Sulit memang mencapai kemashlahatan dalam politik. Ini disebabkan kebutuhan manusia yang beragam. Upaya yang mesti dilakukan adalah meminimalisir buruknya politik anggaran. Usaha maksimal politik mesti dirubah dari politik kepentingan ke politik kemashlahatan. Ketika kemashlahatan diabaikan maka kekuasaan terus mengejar kepentingan. Kepentingan di sini bisa jadi kepentingan pribadi, kelompok, dan golongan. Gonjang-ganjing gelombang ekonomi umat disebabkan politik anggaran lebih mengutamakan kepentingan daripada kemashlahatan.
Selama ini politik kemashlahatan hanya disampaikan saat kampanye politik. Setelah kekuasaan didapat orientasi politik berubah; dari orientasi kemashlahatan ke orientasi kepentingan. Narasi-narasi politik saat pilkada sering dilupakan setelah pilkada. Dan, tidak jarang pernyataan-pernyataan yang diucapkan kandidat saat kampanye menjadi lawan dirinya sendiri saat politik kepentingan berjalan dalam kekuasaan.
Bahkan, saat kekuasaan dijalankan bukan hanya politik kepentingan yang berjalan tetapi juga menuduh dan mengidentifikasi orang-orang sebagai musuh hanya karena berbeda orientasi dalam memahami politik anggaran. Kehaduhan ini disebabkan karena, satu sisi kekuasaan berdiri pada politik kepentingan, pada sisi yang lain/di luar kekuasaan memahami politik kemashlahatan.
Proyek-proyek yang dijalankan dalam berbagai program di daerah mesti dirasionalkan dengan anggaran yang ada. Dalam situasi defisit dan efesiensi anggaran program mesti diplot berdasarkan skala prioritas. Pengadaan-pengadaan barang dan jasa yang diperhatikan adalah potensi anggaran bukan politik kepentingan. Gegabah dalam menentukan sikap terkait kebijakan anggaran dalam situasi sulit mengabaikan ide kemashlahatan. Lebih buruk di era penuh ambisi orang-orang tidak mampu membeda- mengharmoniskan antara kemashlahatan dan kepentingan.

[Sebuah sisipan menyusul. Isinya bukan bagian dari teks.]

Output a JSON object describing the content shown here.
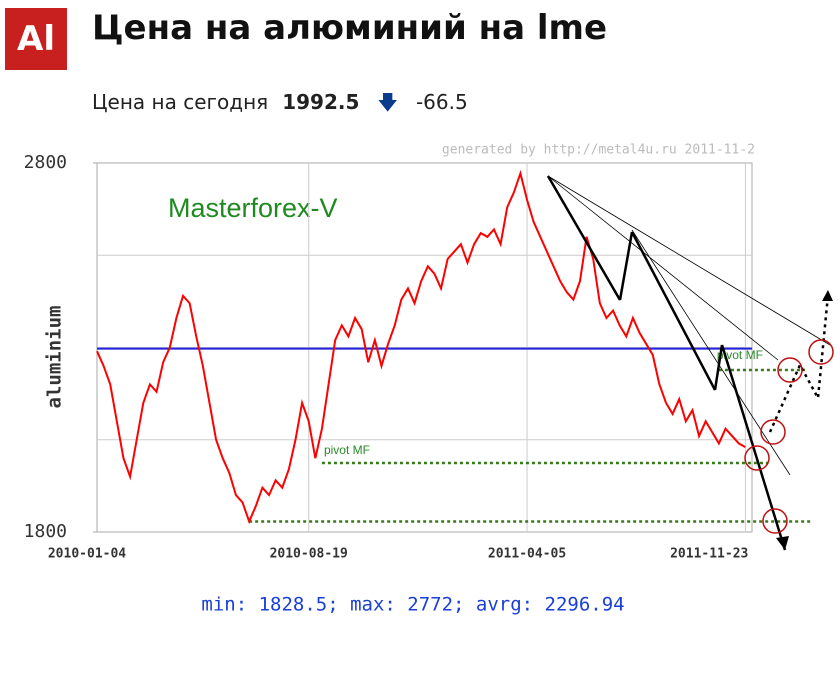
{
  "header": {
    "logo": "Al",
    "today_label": "Цена на сегодня",
    "price": "1992.5",
    "change": "-66.5"
  },
  "chart_data": {
    "type": "line",
    "title": "Цена на алюминий на lme",
    "watermark": "generated by http://metal4u.ru 2011-11-2",
    "ylabel": "aluminium",
    "annotation": "Masterforex-V",
    "stats": "min: 1828.5; max: 2772; avrg: 2296.94",
    "color": "#ff0000",
    "values": [
      2290,
      2250,
      2200,
      2100,
      2000,
      1950,
      2050,
      2150,
      2200,
      2180,
      2260,
      2300,
      2380,
      2440,
      2420,
      2330,
      2250,
      2150,
      2050,
      2000,
      1960,
      1900,
      1880,
      1828.5,
      1870,
      1920,
      1900,
      1940,
      1920,
      1970,
      2050,
      2150,
      2100,
      2000,
      2080,
      2200,
      2320,
      2360,
      2330,
      2380,
      2350,
      2260,
      2320,
      2250,
      2310,
      2360,
      2430,
      2460,
      2420,
      2480,
      2520,
      2500,
      2460,
      2540,
      2560,
      2580,
      2530,
      2580,
      2610,
      2600,
      2620,
      2580,
      2680,
      2720,
      2772,
      2700,
      2640,
      2600,
      2560,
      2520,
      2480,
      2450,
      2430,
      2480,
      2600,
      2540,
      2420,
      2380,
      2400,
      2360,
      2330,
      2380,
      2340,
      2310,
      2280,
      2200,
      2150,
      2120,
      2160,
      2100,
      2130,
      2060,
      2100,
      2070,
      2040,
      2080,
      2060,
      2040,
      2030
    ],
    "xlim": [
      0,
      99
    ],
    "xticks": [
      {
        "value": 0,
        "label": "2010-01-04"
      },
      {
        "value": 32,
        "label": "2010-08-19"
      },
      {
        "value": 65,
        "label": "2011-04-05"
      },
      {
        "value": 98,
        "label": "2011-11-23"
      }
    ],
    "ylim": [
      1800,
      2800
    ],
    "yticks": [
      1800,
      2800
    ],
    "ygrid": [
      2050,
      2300,
      2550
    ],
    "average_line": {
      "value": 2296.94,
      "color": "#2222dd"
    },
    "pivot_lines": [
      {
        "label": "pivot MF",
        "value": 1987,
        "from": 34
      },
      {
        "value": 1828.5,
        "from": 23
      },
      {
        "label": "pivot MF",
        "value": 2239,
        "from": 94
      }
    ],
    "grid": true
  }
}
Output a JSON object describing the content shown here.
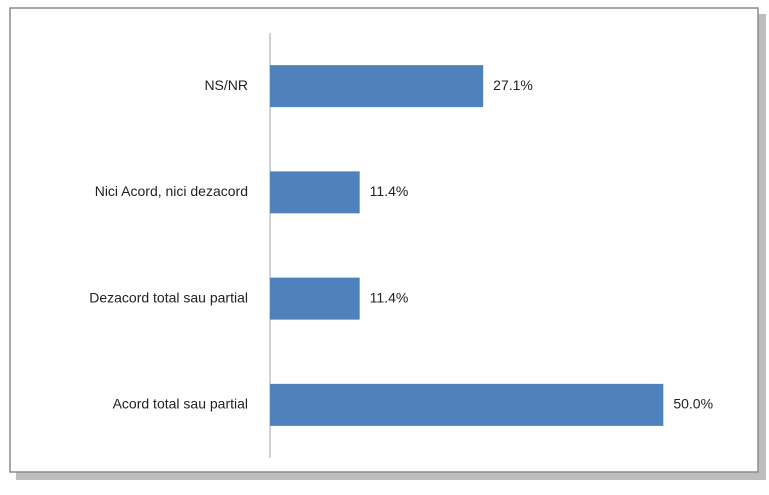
{
  "chart_data": {
    "type": "barh",
    "categories": [
      "NS/NR",
      "Nici Acord, nici dezacord",
      "Dezacord total sau partial",
      "Acord total sau partial"
    ],
    "values": [
      27.1,
      11.4,
      11.4,
      50.0
    ],
    "value_labels": [
      "27.1%",
      "11.4%",
      "11.4%",
      "50.0%"
    ],
    "color": "#4f81bd",
    "xlim": [
      0,
      60
    ]
  }
}
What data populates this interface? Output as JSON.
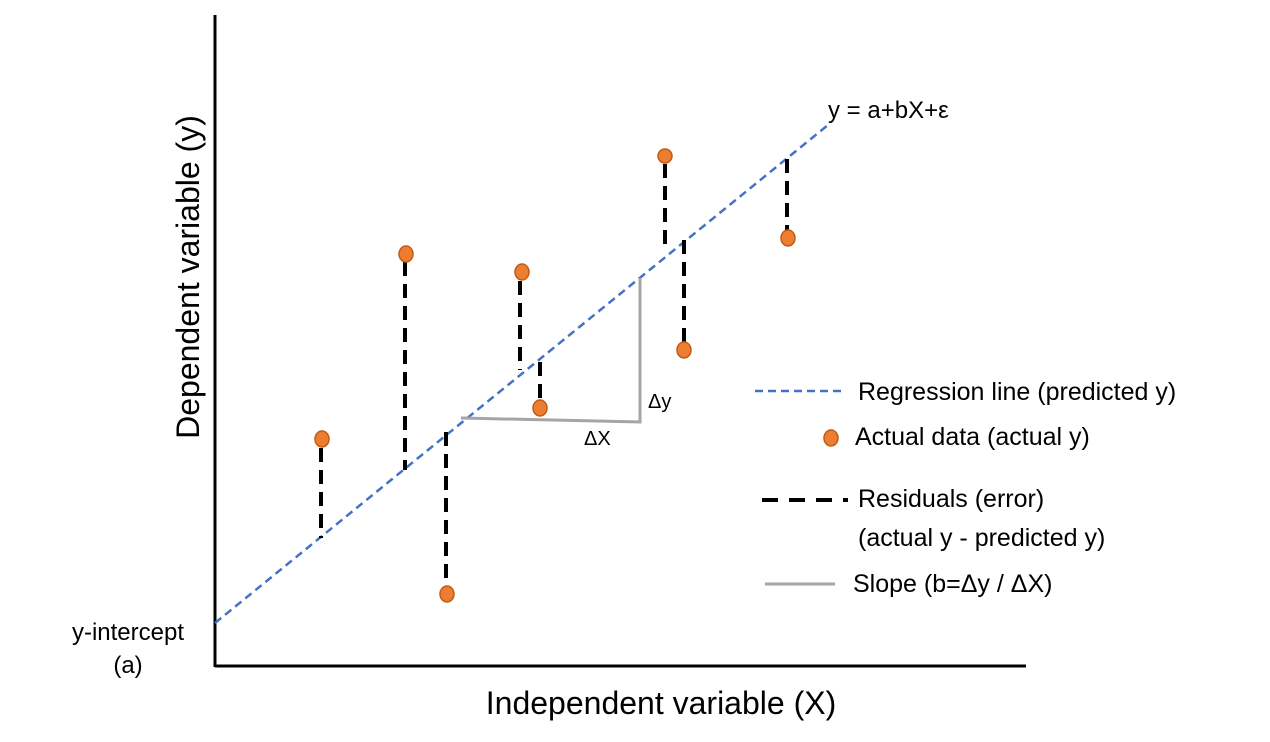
{
  "axes": {
    "x_label": "Independent variable (X)",
    "y_label": "Dependent variable (y)"
  },
  "equation": "y = a+bX+ε",
  "y_intercept": {
    "line1": "y-intercept",
    "line2": "(a)"
  },
  "slope_labels": {
    "delta_x": "ΔX",
    "delta_y": "Δy"
  },
  "legend": {
    "regression": "Regression line (predicted y)",
    "actual": "Actual data (actual y)",
    "residuals_line1": "Residuals (error)",
    "residuals_line2": "(actual y - predicted y)",
    "slope": "Slope (b=Δy / ΔX)"
  },
  "colors": {
    "regression_line": "#4472c4",
    "data_point_fill": "#ed7d31",
    "data_point_stroke": "#c55a11",
    "residual": "#000000",
    "slope": "#a5a5a5",
    "axis": "#000000"
  }
}
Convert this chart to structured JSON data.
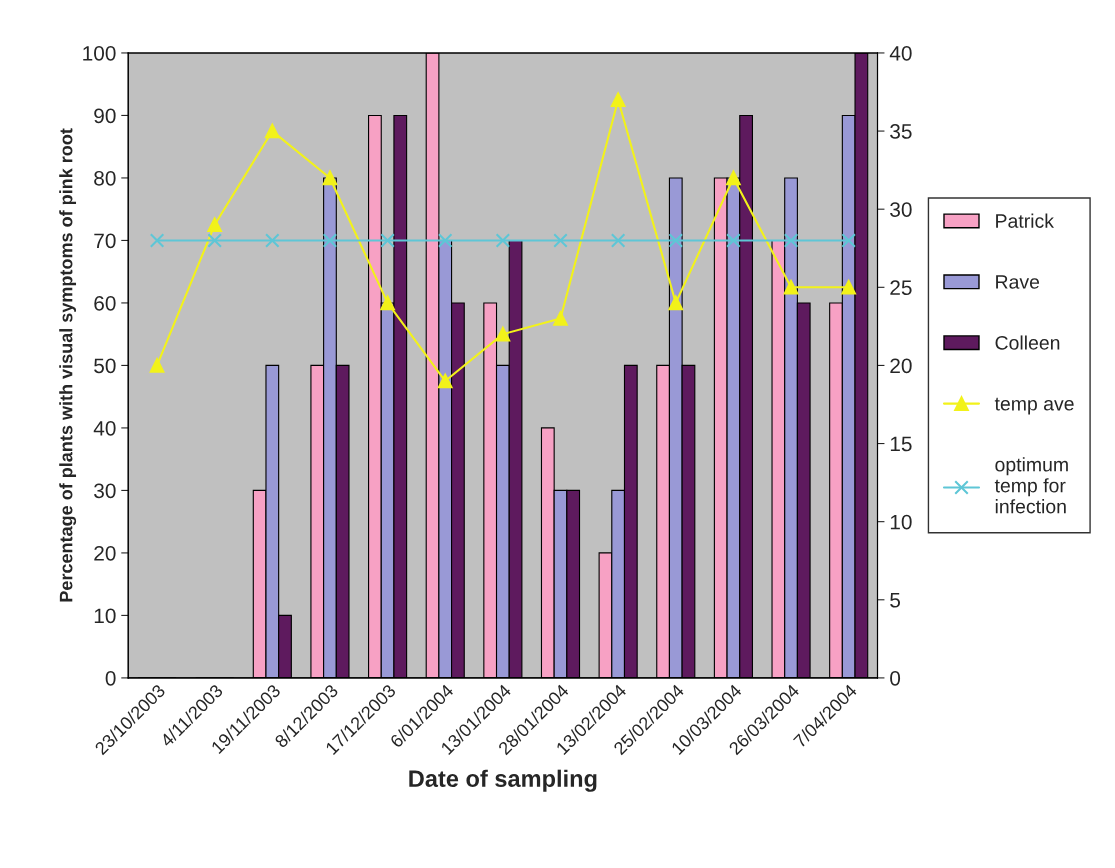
{
  "chart_data": {
    "type": "bar",
    "xlabel": "Date of sampling",
    "ylabel": "Percentage of plants with visual symptoms of pink root",
    "categories": [
      "23/10/2003",
      "4/11/2003",
      "19/11/2003",
      "8/12/2003",
      "17/12/2003",
      "6/01/2004",
      "13/01/2004",
      "28/01/2004",
      "13/02/2004",
      "25/02/2004",
      "10/03/2004",
      "26/03/2004",
      "7/04/2004"
    ],
    "series": [
      {
        "name": "Patrick",
        "color": "#f7a1c4",
        "values": [
          0,
          0,
          30,
          50,
          90,
          100,
          60,
          40,
          20,
          50,
          80,
          70,
          60
        ]
      },
      {
        "name": "Rave",
        "color": "#9999d6",
        "values": [
          0,
          0,
          50,
          80,
          60,
          70,
          50,
          30,
          30,
          80,
          80,
          80,
          90
        ]
      },
      {
        "name": "Colleen",
        "color": "#5e1a5e",
        "values": [
          0,
          0,
          10,
          50,
          90,
          60,
          70,
          30,
          50,
          50,
          90,
          60,
          100
        ]
      },
      {
        "name": "temp ave",
        "type": "line",
        "axis": "y2",
        "color": "#f2f21a",
        "marker": "triangle",
        "values": [
          20,
          29,
          35,
          32,
          24,
          19,
          22,
          23,
          37,
          24,
          32,
          25,
          25
        ]
      },
      {
        "name": "optimum temp for infection",
        "type": "line",
        "axis": "y2",
        "color": "#5ec6d6",
        "marker": "cross",
        "values": [
          28,
          28,
          28,
          28,
          28,
          28,
          28,
          28,
          28,
          28,
          28,
          28,
          28
        ]
      }
    ],
    "ylim": [
      0,
      100
    ],
    "yticks": [
      0,
      10,
      20,
      30,
      40,
      50,
      60,
      70,
      80,
      90,
      100
    ],
    "y2lim": [
      0,
      40
    ],
    "y2ticks": [
      0,
      5,
      10,
      15,
      20,
      25,
      30,
      35,
      40
    ],
    "grid": false,
    "legend": "right"
  }
}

Disaat politik kepentingan terus dipertahankan maka kekisruhan pubik dalam merespon kebijakan pemerintah terus muncul. Dalam menjalankan politik kemashlahatan walaupun belum tentu terciptanya kesejahteraan maksimal namun mampu meminimalisirkan terjadinya hal-hal buruk. Sesuai dengan kaedah ushul dalam tatanan hukum Islam “meminimalisir kerusakan”. Walaupun demikian, mengambil manfaat lebih besar lebih utama dari upaya meminimalisir keburukan. Artinya, memaksimalkan kesejahteraan atas umat manusia bagian dari politik kemashlahatan. Dalam konteks apa pun, benturan politik kepentingan dengan politik kemashlatanan akan selalu ada. Di sinilah sosok arif dan bijaksana dibutuhkan.